Другой

22
18
20
22
24
26
28
30

Там, на блестящей крышке пианино, лежит сверток из голубой папиросной бумаги, бумага развернута, содержимое на виду. На лице у Нильса зачарованное выражение, как у Холланда, он почти загипнотизирован пальцем. Палец: твердый, высохший, чуть согнутый, ноготь аккуратно подпилен. Если бы кто-то вошел, он бы спрятал его, но никого нет, и ребенок поглощен своим диким сокровищем.
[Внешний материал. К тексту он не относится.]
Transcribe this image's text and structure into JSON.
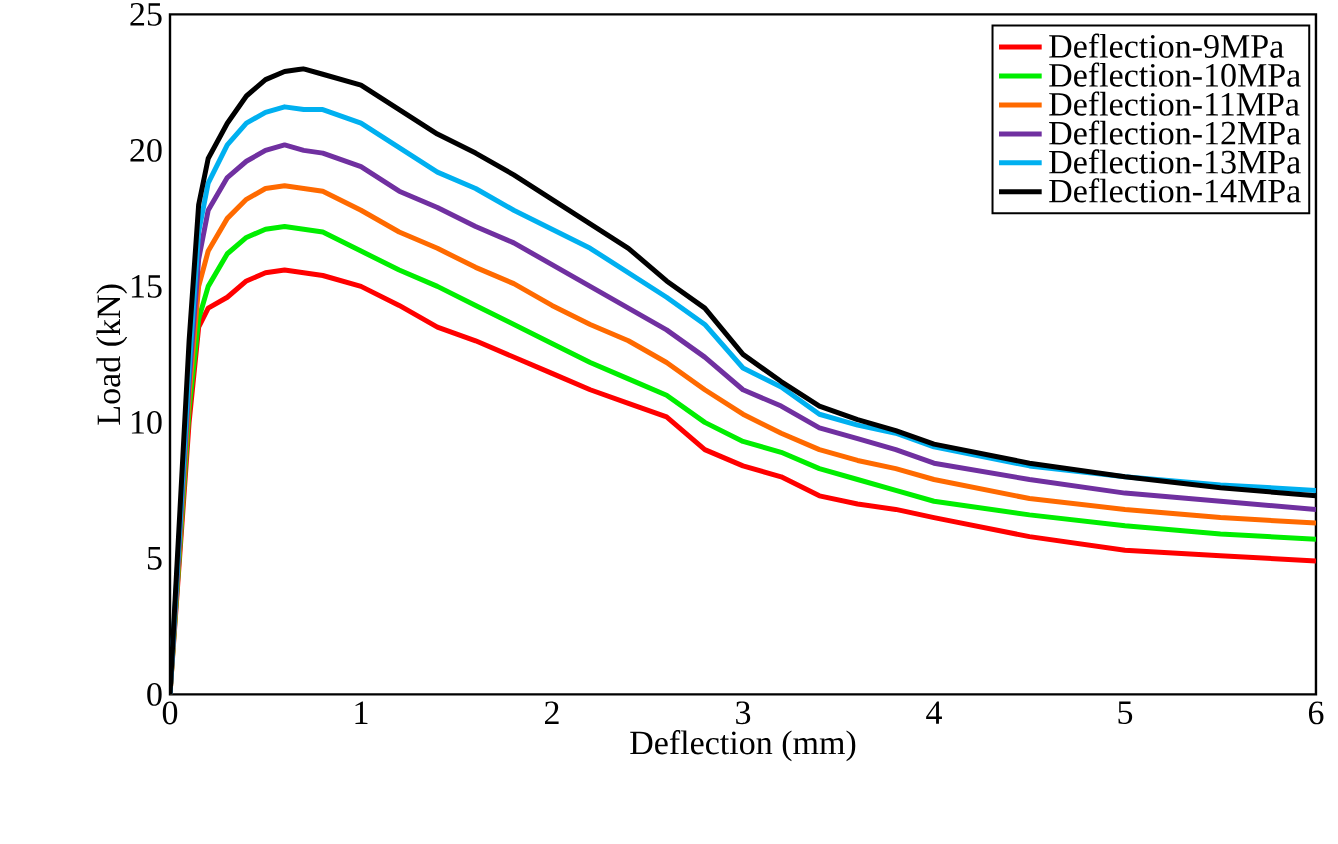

Он только что пришел с улицы, с яркого уличного света, и находит гостиную более мрачной, чем обычно, воздух кажется спертым, атмосфера более тягостной. В прежние времена гостиная выглядела весело и жизнерадостно, но теперь темное дерево, густой сливовый тон обивки тахты, камчатые занавески — все производит печальное, тяжелое впечатление. Красный ковер выцвел, он теперь напоминает цвет... чего? Цвет вареного, отбеленного солнцем панциря омара, подумал он. Радио молчит — молчит с тех пор, как три дня назад вернулась из Чикаго тетушка Ви, и все те безделушки, что оживляли комнату, составляли ее украшение, теперь убраны — на них скапливалась пыль, увеличивая работу Винни.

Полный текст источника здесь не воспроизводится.